Sarcouncil Journal of Applied Sciences Aims & Scope

Abstract: Over the past decades, there has been an acceleration of the Oncology Drug development with therapeutic breakthroughs that transformed patient outcomes, even though cancer continues to be a leading cause of mortality worldwide. The quality, accuracy, and compliance of clinical trial data must also be maintained at a high level in order to translate the laboratory findings to regulatory-approved therapies. Clinical data management forms the necessary basis that underlies regulatory filings, therapeutic approvals, and patient access to novel medicines. An example of this is a Phase III open-label, non-inferiority randomized trial that compared the study drug to sorafenib in unresectable hepatocellular carcinoma, where careful data management control throughout the study to regulatory submission has resulted in high-quality audit-ready datasets. On the same note, another trial, which is a Phase III randomised-blind, placebo-controlled trial of adjuvant nivolumab versus placebo in resected Stage IIB or IIC melanoma, exhibits complete data management leadership in the development of immunotherapy.
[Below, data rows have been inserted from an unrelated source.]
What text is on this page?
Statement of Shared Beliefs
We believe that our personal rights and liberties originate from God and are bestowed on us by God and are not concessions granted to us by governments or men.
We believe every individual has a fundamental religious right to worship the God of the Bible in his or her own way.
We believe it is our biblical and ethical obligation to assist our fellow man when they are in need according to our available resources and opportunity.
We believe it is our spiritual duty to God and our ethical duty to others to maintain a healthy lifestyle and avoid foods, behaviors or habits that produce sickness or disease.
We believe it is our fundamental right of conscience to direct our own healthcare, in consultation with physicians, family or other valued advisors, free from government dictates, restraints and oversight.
The two trials highlight the fact that the Lead Project Data Manager position is not about doing work technically but also about strategic management, cross-functional interaction, vendor interactions, and the integrity of data security in the trial lifecycle. Effective implementation of these key trials sheds more light on the key leadership competencies such as strategic planning, risk management, stakeholder engagement, technical skills, and culture of quality development. Approval of lenvatinib to treat hepatocellular carcinoma and nivolumab to treat early-stage melanoma are the kind of breakthroughs that can be accomplished by excellence in clinical data management, both to rapidly translate scientific findings to life-prolonging treatments and to enhance societal confidence in clinical research.